Paula Fox: «Personajes desesperados»
por Mercedes Martín
SextoPiso, 2020. 208 págs.
Años sesenta. La novela comienza con una descripción aséptica y precisa de una mesa servida a la hora de la cena, “una cazuela de barro llena de higadillos de pollo salteados, tomates pelados y cortados en rodajas en una bandeja ovalada de porcelana que Sophie había encontrado en una tienda de antigüedades de Brooklyn Heights”, junto con la descripción de una librería con “entre otros volúmenes, las obras completas de Goethe y dos estantes de poetas franceses, y el reluciente canto de un secreter victoriano”. Los protagonistas conversan a la hora de la cena y ambas actividades, comer juntos y conversar, constituyen el núcleo duro de su vida marital.

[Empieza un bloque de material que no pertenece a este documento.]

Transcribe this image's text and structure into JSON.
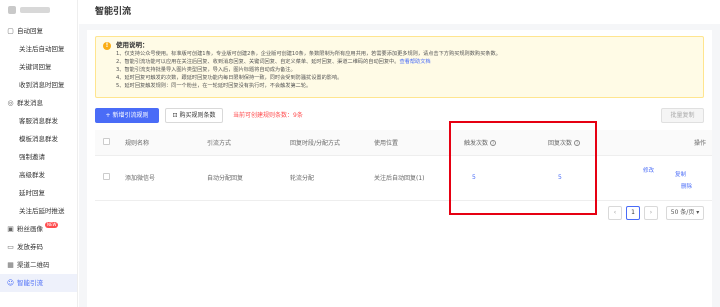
{
  "sidebar": {
    "items": [
      {
        "label": "自动回复",
        "icon": "chat-icon",
        "group": true
      },
      {
        "label": "关注后自动回复"
      },
      {
        "label": "关键词回复"
      },
      {
        "label": "收到消息时回复"
      },
      {
        "label": "群发消息",
        "icon": "group-message-icon",
        "group": true
      },
      {
        "label": "客服消息群发"
      },
      {
        "label": "模板消息群发"
      },
      {
        "label": "强制邀请"
      },
      {
        "label": "高级群发"
      },
      {
        "label": "延时回复"
      },
      {
        "label": "关注后延时推送"
      },
      {
        "label": "粉丝画像",
        "icon": "fans-icon",
        "group": true,
        "badge": "NEW"
      },
      {
        "label": "发放券码",
        "icon": "coupon-icon",
        "group": true
      },
      {
        "label": "渠道二维码",
        "icon": "qrcode-icon",
        "group": true
      },
      {
        "label": "智能引流",
        "icon": "user-icon",
        "group": true,
        "active": true
      }
    ]
  },
  "page": {
    "title": "智能引流"
  },
  "notice": {
    "title": "使用说明：",
    "lines": [
      "1、仅支持公众号使用。标准版可创建1条，专业版可创建2条，企业版可创建10条，条数限制为所有应用共用，若需要添加更多规则，请点击下方购买规则数购买条数。",
      "2、智能引流功能可以应用在关注后回复、收到消息回复、关键词回复、自定义菜单、延时回复、渠道二维码的自动回复中。",
      "3、智能引流支持批量导入图片类型回复，导入后，图片标题将自动成为备注。",
      "4、延时回复可触发的次数，跟延时回复功能内每日限制保持一致，同时会受到防骚扰设置的影响。",
      "5、延时回复触发规则：同一个粉丝，在一轮延时回复没有执行时，不会触发第二轮。"
    ],
    "help_link": "查看帮助文档"
  },
  "toolbar": {
    "add_label": "+ 新增引流规则",
    "buy_label": "购买规则条数",
    "quota_text": "当前可创建规则条数：9条",
    "batch_label": "批量复制"
  },
  "table": {
    "headers": [
      "规则名称",
      "引流方式",
      "回复时段/分配方式",
      "使用位置",
      "触发次数",
      "回复次数",
      "操作"
    ],
    "rows": [
      {
        "name": "添加微信号",
        "method": "自动分配回复",
        "allocation": "轮流分配",
        "position": "关注后自动回复(1)",
        "trigger_count": "5",
        "reply_count": "5",
        "actions": [
          "修改",
          "复制",
          "删除"
        ]
      }
    ]
  },
  "pagination": {
    "current_page": "1",
    "page_size": "50 条/页"
  },
  "colors": {
    "accent": "#4a6cf7",
    "highlight": "#e60012",
    "notice_bg": "#fffbe6"
  }
}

Los Bentwood son un matrimonio de larga duración, sin hijos, con una casa en el centro de Nueva York y otra en Long Island con una hipoteca a largo plazo que ya apenas les supone una carga. Los higadillos de pollo descritos anteriormente junto a las obras completas de Goethe y la hipoteca nos van dando una idea de lo que quiere contar Fox: la vida cotidiana de la clase acomodada estadounidense, la relación civilizada y aburrida que esta pareja de cuarenta años mantiene entre ellos y el temor del mundo salvaje que les rodea. No tienen verdaderos amigos, solo relaciones cívicas con el vecindario. Las casas de la calle donde viven son descritas con orgullo, pero la pobreza está a solo unos metros más allá y eso los mantiene siempre alerta.
La novela se va centrando en Sophie. El aburrimiento de su higiene vital la lleva a cometer pequeños actos de traición contra la salud y contra su marido. Por ejemplo, da de comer a un gato callejero, en contra del consejo de su marido, lo acaricia, y efectivamente este la muerde. Así es como entran sus temores en la casa y pasan de ser vagas ensoñaciones a convertirse en una amenaza real: la pobreza y la suciedad penetran su mundo higiénico y seguro a través de la mordedura de un gato de la calle. La aparente ingenuidad de Sophie, que no duda en acariciar al gato, esconde en realidad la atracción fatal que siente hacia lo que le da miedo, que es a la vez lo único que le proporciona alguna emoción en su mortecino día a día. El gato “tenía la cabeza inmensa, como una calabaza, con carrillos prominentes, impúdica, grotesca.” Pero ella se niega una y otra vez a ir al médico y prefiere mantener vivo el terror de haber sido contagiada de la rabia.
Fox nos va relatando su vida cotidiana y el lector comprende poco a poco el aburrimiento que adormece a Sophie y probablemente también a su marido. Fox nos lo transmite a través de sus conversaciones desapegadas que no siguen un hilo conductor y pasan de un tema a otro sin mantener el interés, y a través de todos los objetos pulcros y selectos que los rodean. Su marido tampoco la ayuda a sentirse viva: es un personaje aburrido y temeroso del mundo para el cual sus comodidades tienen el efecto de un talismán al que se agarra patéticamente: “La casa tenía una honda solidez para Otto, que él sentía como una mano firme colocada en la rabadilla.”
Otras traiciones de Sophie a la civilizada e higiénica alianza que mantiene con Otto no son tan pequeñas. Nos enteramos de que Sophie hace tiempo tuvo una aventura con alguien que es presentado sin ninguna cualidad sexual, como todos los personajes de la novela. Francis es un hombre poco atractivo y poco interesante del que Sophie, inexplicablemente, se enamora. A los ojos del lector, este amor sin apetito se antoja un esfuerzo desesperado de la protagonista por sentir algo.
Aquel amor no cuajó y ahora a Sophie solo le queda la mordedura del gato. Poco a poco se irá obsesionando con que tiene la rabia, se agriará su carácter, el miedo se apoderará de ella y la novela naturalista dará un giro hacia el suspense y el terror. En este punto se nos plantea una nueva tesis: el terror como remedio del aburrimiento de las clases pudientes. Terror no solo a la miseria sino también a la enfermedad. Es el morboso espectáculo cotidiano del miedo y la miseria lo que les hace sentirse vivos.
“A través del cristal, vio el platillo. Ya tenía algunas motas de hollín. Había dejado de fumar en otoño, pero no parecía que sirviera de mucho. «No puedo volver a abrir la puerta», se dijo.”